Primary Hyperparathyroidism With Negative Imaging: A Significant Clinical Problem
We read the article by Fraker et al1 with interest and would like to congratulate the authors for highlighting an untold story. In today's era, with availability of newer imaging modalities, more emphasis is being laid on performing minimally invasive/focused parathyroidectomy but in developing countries this is very often not possible, either because of lack of facilities or due to the high cost of these imaging modalities. Series on primary hyperparathyroidism are available from almost all centers, but the authors have done a commendable job by highlighting this issue. However, there are certain observations in the article that need further clarification and comment.

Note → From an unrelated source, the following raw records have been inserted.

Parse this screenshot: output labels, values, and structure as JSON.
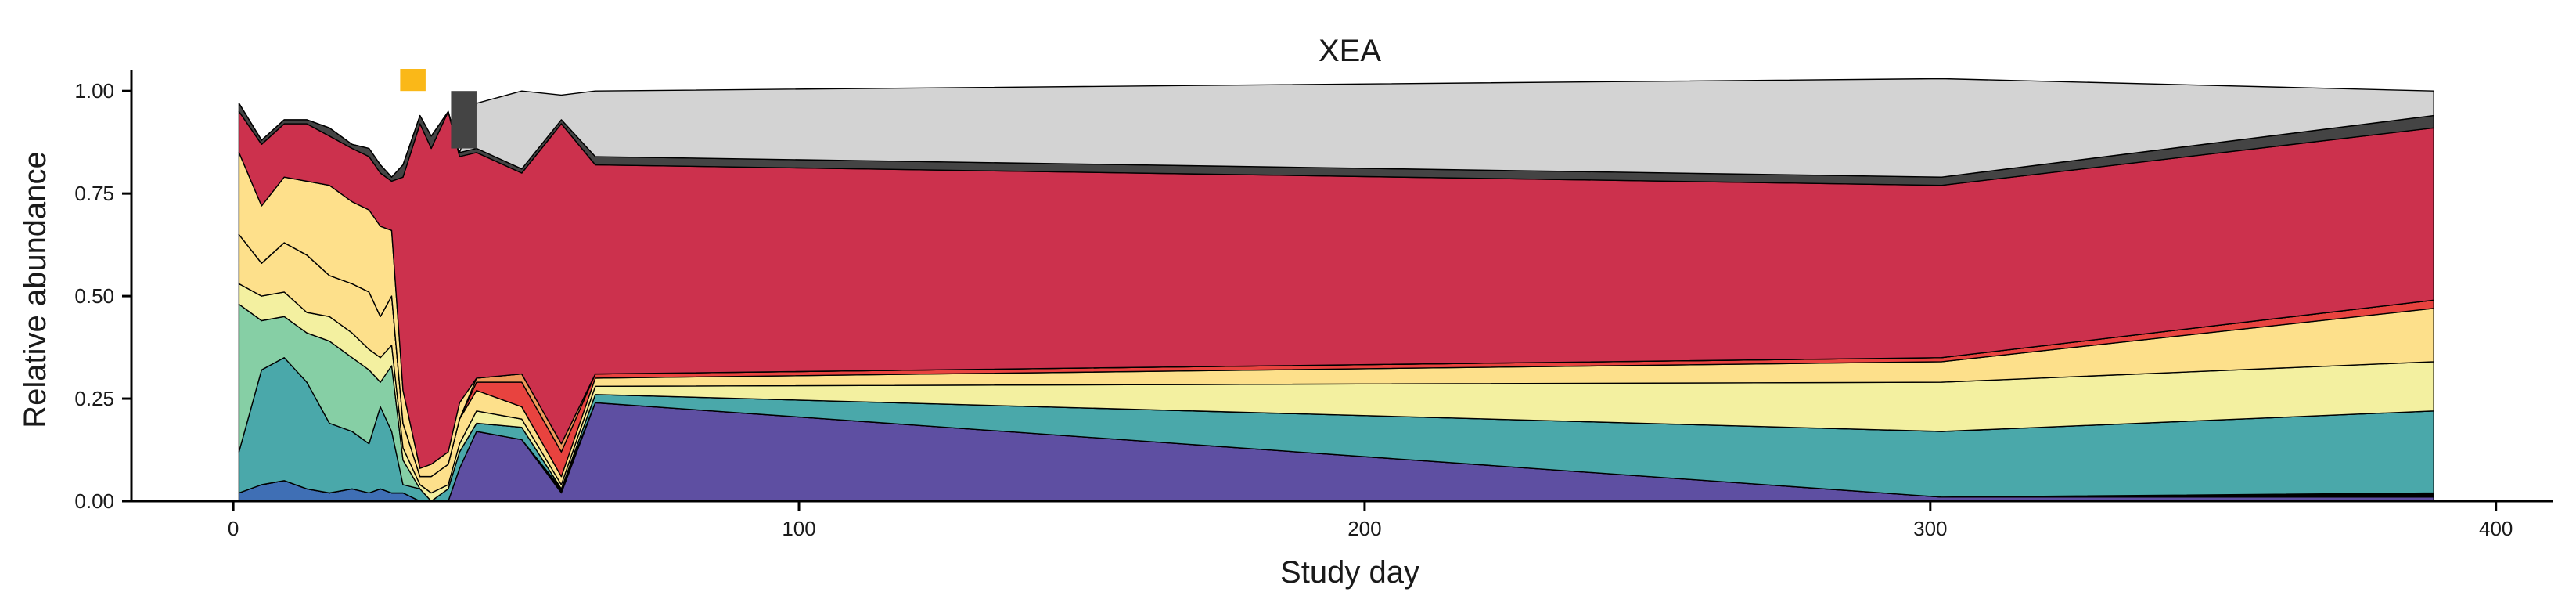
{
  "chart_data": {
    "type": "area",
    "title": "XEA",
    "xlabel": "Study day",
    "ylabel": "Relative abundance",
    "xlim": [
      -18,
      410
    ],
    "ylim": [
      0,
      1.05
    ],
    "x_ticks": [
      0,
      100,
      200,
      300,
      400
    ],
    "x_tick_labels": [
      "0",
      "100",
      "200",
      "300",
      "400"
    ],
    "y_ticks": [
      0,
      0.25,
      0.5,
      0.75,
      1.0
    ],
    "y_tick_labels": [
      "0.00",
      "0.25",
      "0.50",
      "0.75",
      "1.00"
    ],
    "grid": false,
    "legend": "none",
    "x": [
      1,
      5,
      9,
      13,
      17,
      21,
      24,
      26,
      28,
      30,
      33,
      35,
      38,
      40,
      43,
      51,
      58,
      64,
      302,
      389
    ],
    "series": [
      {
        "color": "#3f6fb5",
        "values": [
          0.02,
          0.04,
          0.05,
          0.03,
          0.02,
          0.03,
          0.02,
          0.03,
          0.02,
          0.02,
          0.0,
          0.0,
          0.0,
          0.0,
          0.0,
          0.0,
          0.0,
          0.0,
          0.0,
          0.0
        ]
      },
      {
        "color": "#5e4fa2",
        "values": [
          0.0,
          0.0,
          0.0,
          0.0,
          0.0,
          0.0,
          0.0,
          0.0,
          0.0,
          0.0,
          0.0,
          0.0,
          0.0,
          0.08,
          0.17,
          0.15,
          0.02,
          0.24,
          0.01,
          0.01
        ]
      },
      {
        "color": "#000000",
        "values": [
          0.0,
          0.0,
          0.0,
          0.0,
          0.0,
          0.0,
          0.0,
          0.0,
          0.0,
          0.0,
          0.0,
          0.0,
          0.0,
          0.0,
          0.0,
          0.0,
          0.01,
          0.0,
          0.0,
          0.01
        ]
      },
      {
        "color": "#4aa8aa",
        "values": [
          0.1,
          0.28,
          0.3,
          0.26,
          0.17,
          0.14,
          0.12,
          0.2,
          0.15,
          0.02,
          0.03,
          0.0,
          0.03,
          0.04,
          0.02,
          0.03,
          0.0,
          0.02,
          0.16,
          0.2
        ]
      },
      {
        "color": "#86cfa5",
        "values": [
          0.36,
          0.12,
          0.1,
          0.12,
          0.2,
          0.18,
          0.18,
          0.06,
          0.16,
          0.06,
          0.0,
          0.0,
          0.0,
          0.0,
          0.0,
          0.0,
          0.0,
          0.0,
          0.0,
          0.0
        ]
      },
      {
        "color": "#f3f0a0",
        "values": [
          0.05,
          0.06,
          0.06,
          0.05,
          0.06,
          0.06,
          0.05,
          0.06,
          0.05,
          0.03,
          0.01,
          0.02,
          0.01,
          0.02,
          0.03,
          0.02,
          0.01,
          0.02,
          0.12,
          0.12
        ]
      },
      {
        "color": "#fde08b",
        "values": [
          0.12,
          0.08,
          0.12,
          0.14,
          0.1,
          0.12,
          0.14,
          0.1,
          0.12,
          0.06,
          0.02,
          0.04,
          0.05,
          0.06,
          0.05,
          0.03,
          0.02,
          0.02,
          0.05,
          0.13
        ]
      },
      {
        "color": "#e8433f",
        "values": [
          0.0,
          0.0,
          0.0,
          0.0,
          0.0,
          0.0,
          0.0,
          0.0,
          0.0,
          0.0,
          0.0,
          0.0,
          0.0,
          0.0,
          0.02,
          0.06,
          0.06,
          0.01,
          0.01,
          0.02
        ]
      },
      {
        "color": "#ef9a5b",
        "values": [
          0.0,
          0.0,
          0.0,
          0.0,
          0.0,
          0.0,
          0.0,
          0.0,
          0.0,
          0.0,
          0.0,
          0.0,
          0.0,
          0.0,
          0.01,
          0.02,
          0.02,
          0.0,
          0.0,
          0.0
        ]
      },
      {
        "color": "#fee08b",
        "values": [
          0.2,
          0.14,
          0.16,
          0.18,
          0.22,
          0.2,
          0.2,
          0.22,
          0.16,
          0.08,
          0.02,
          0.03,
          0.03,
          0.04,
          0.0,
          0.0,
          0.0,
          0.0,
          0.0,
          0.0
        ]
      },
      {
        "color": "#cc314d",
        "values": [
          0.1,
          0.15,
          0.13,
          0.14,
          0.12,
          0.13,
          0.13,
          0.13,
          0.12,
          0.52,
          0.84,
          0.77,
          0.83,
          0.6,
          0.55,
          0.49,
          0.78,
          0.51,
          0.42,
          0.42
        ]
      },
      {
        "color": "#444444",
        "values": [
          0.02,
          0.01,
          0.01,
          0.01,
          0.02,
          0.01,
          0.02,
          0.02,
          0.01,
          0.03,
          0.02,
          0.03,
          0.0,
          0.01,
          0.01,
          0.01,
          0.01,
          0.02,
          0.02,
          0.03
        ]
      },
      {
        "color": "#d3d3d3",
        "values": [
          0.0,
          0.0,
          0.0,
          0.0,
          0.0,
          0.0,
          0.0,
          0.0,
          0.0,
          0.0,
          0.0,
          0.0,
          0.0,
          0.0,
          0.11,
          0.19,
          0.06,
          0.16,
          0.24,
          0.06
        ]
      }
    ],
    "highlight_bars": [
      {
        "x_start": 29.5,
        "x_end": 34,
        "color": "#fab818"
      },
      {
        "x_start": 38.5,
        "x_end": 43,
        "color": "#444444"
      }
    ]
  }
}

The authors have performed localization studies in patients of multiple endocrine neoplasia with a success rate of only 18%. As in these syndromic settings, hyperparathyroidism is usually due to multigland disease and sensitivity of both anatomical and functional imaging is low as reported in other series too.2 So, do the authors recommend doing localization studies in these situations?
In your localized and nonlocalized groups, either Sestamibi or ultrasound alone was performed in (23% and 21% of) the patients. For performing focused parathyroidectomy, 2 imaging results should be concordant.3 What is the authors’ opinion regarding localization with both anatomical and functional imaging?
The authors have performed minimally invasive parathyroidectomy (defined as directed unilateral exploration performed through a 2- to 3-cm incision) in 48 (5.7%) of their patients, even though imaging studies did not localize the lesion. How did they perform directed surgery without localization?
Even from the data, it is not clear if there is any difference in outcome among patients who underwent focused parathyroidectomy versus conventional bilateral neck exploration in terms of cure rates.
One comment we would like to make is that the patients’ safety and curative intent is more important than any other factor as highlighted by author. We agree that focused parathyroidectomy is also a standard of care for concordant lesions with similar outcome,4 but in resource-limited settings, bilateral neck exploration can be considered upfront if imaging modalities are not available.